Pour ce qui est de la bande originale, elle n’est pas mémorable non plus, si ce n’est le titre Saware, qui intervient au bon moment dans le film. Interprétée par Arjith Singh c’est la seule chanson douce qui joue sur l’émotion. Il y a évidemment, le plus festif Afghan Jalebi, qui s’écoute bien aussi, ainsi que Nachda plus éclectique en terme d’influences musicales.
Un film qui a de grandes ambitions et qui ne parvient pas à les atteindre…
C’est donc un avis mitigé pour Phantom, qu’il n’est pas indispensable d’avoir vu ; sur le même thème il est préférable de (re)voir Fanaa !
[1] Hafiz Saeed a porté l’affaire devant la Haute Cour de Lahore argumentant que le contenu du film était « anti-pakistanais », et qu’il portait également atteinte à son image.

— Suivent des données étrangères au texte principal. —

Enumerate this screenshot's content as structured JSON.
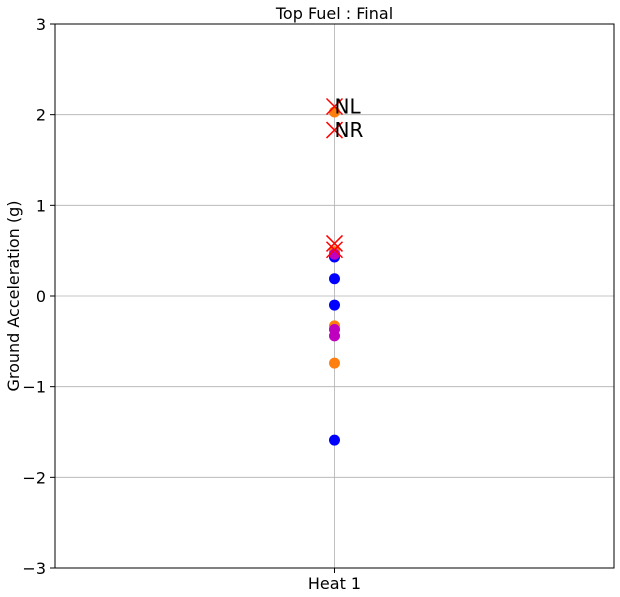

Saeed est le fondateur du LeT (Lashkar-e Taiba) — depuis renommé en Jamaat-ud-Daawa —, organisation considérée comme terroriste par les Nations Unies (depuis 2005), et dont le dirigeant accusé par Delhi d’être le commanditaire des attentats de Bombay en 2008.
Au-delà de imprécations — attendues et grotesques — proférées par H. Saeed, Médecins Sans Frontières (MSF) a aussi conduit des actions en justice contre le film… laissant planer le doute sur la qualité de cette fiction, dont le versant Hollywoodien et patriotique laisse à désirer.